Global oil prices are now near five-year lows. US producers are feeling the pain; they are not alone. Low oil and natural gas prices are causing companies and governments throughout the world to reexamine their budgets, rethink their priorities and, in some cases, make major policy decisions based on the possibility that significantly higher prices may be a long time coming, if ever.
In July of last year, oil was trading above $100 per barrel. Since January of 2015, the average price has been less than $50. The new technology of horizontal drilling combined with multiple stage hydraulic fracturing has unlocked literally billions of barrels of oil from tight reservoir rocks. Since 2005, US oil production has been increasing at an astonishing rate. The US is now the second largest producer in the world, close behind Saudi Arabia. “This is a historic turning point,” historian Daniel Yergin said. “The defining force now in world oil is the growth of US production.”
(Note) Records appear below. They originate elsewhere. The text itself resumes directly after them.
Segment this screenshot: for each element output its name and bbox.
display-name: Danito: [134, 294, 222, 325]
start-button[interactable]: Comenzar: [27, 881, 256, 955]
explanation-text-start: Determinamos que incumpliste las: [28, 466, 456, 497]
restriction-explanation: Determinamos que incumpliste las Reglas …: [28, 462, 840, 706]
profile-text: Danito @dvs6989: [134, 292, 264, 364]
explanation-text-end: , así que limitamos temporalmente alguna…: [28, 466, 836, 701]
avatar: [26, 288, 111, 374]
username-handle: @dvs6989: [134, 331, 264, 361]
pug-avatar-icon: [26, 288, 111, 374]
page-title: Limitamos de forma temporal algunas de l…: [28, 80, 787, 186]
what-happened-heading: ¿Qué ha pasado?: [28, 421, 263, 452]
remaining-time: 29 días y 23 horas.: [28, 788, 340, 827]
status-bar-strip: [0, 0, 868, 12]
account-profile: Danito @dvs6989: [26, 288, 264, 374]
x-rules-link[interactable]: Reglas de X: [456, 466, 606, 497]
The result has been the development of a worldwide oil glut that has hammered commodity prices. Here in the US, lower prices have idled half the fleet of drilling rigs, necessitated the layoffs of thousands of workers, and are wreaking havoc among the independent oil and gas operators who depend on operating cash flow to fund their businesses. Around the world, the glut is creating some significant geo-political ripples.
As was recently pointed out in a talk by Ken Hersh, chairman of Natural Gas Partners, the world is suddenly shifting from one of energy scarcity to one of energy abundance. “It’s a world in which the economics of scarcity, whose rules are determined by producers, are being replaced by those of consumers, who are benefitting from lower prices,” Hersh said.
For American motorists, the price-drop is providing a windfall. The average price of a gallon of gas is more than a dollar lower than it was a year ago, a huge savings to consumers who are putting much of it straight back into the economy, buying clothes, electronics, restaurant meals and other items they might not otherwise splurge on.
Worldwide, lower prices could imperil the economies of petro-states such as Venezuela, Iran and Russia. Analysts believe OPEC, whose 12 members account for around one-third of the world’s oil supply, is trying to drive some US shale producers out of business. Saudi Arabia, which effectively leads the cartel, has so much wealth it can handle significant losses, but for countries whose economies rely heavily on high oil prices, the outlook is much bleaker.
The West now has more leverage over rogue petro-states. Until the US made the accommodative agreement with Iran over Iran’s nuclear program, Iran could no longer rely on high oil prices to soften the impact of economic sanctions. For a time, the US had an opportunity to make a favorable deal. Similarly, Russia now has more reason to pull back on its aggression toward its neighbors, and even to make sales of natural gas to China, which it might not have previously considered. Whether Mr. Putin ultimately accedes to the pressure to lessen his belligerency toward Ukraine is still to be determined.
Venezuela is in even worse financial straits. Inflation is a staggering 60%, and currency controls have generated scarcity of basic needs. In the past, President Nicolas Maduro, and his predecessor, Hugo Chavez, hid the perilous state of Venezuela’s finances behind populist policies funded by vast oil revenues. Now political upheaval is a real possibility.
The US benefits in other ways by its new largess. Oil imports are, and have historically been, the largest component of our foreign trade deficit. Every barrel produced domestically replaces one otherwise imported. Since 2005, when production of shale oil began coming on the market in significant volumes, the US has reduced its dependence on oil imports from 72% to 16%, an amazing accomplishment.
The US has spent billions of dollars in military support to protect oil transport ships in hazardous areas, and to provide military equipment and personnel to those countries considered critical to a continued secure supply. With less dependence on imports, the need for a continued high level of support might be reduced.
Further, with increasing supplies, the US dollar becomes stronger, and our government’s hand is strengthened in negotiations with foreign governments. We have the opportunity to regain our reputation as a stable and reliable partner to our friends and allies, and to be less required to deal with unfriendly regimes merely because we need to purchase their oil.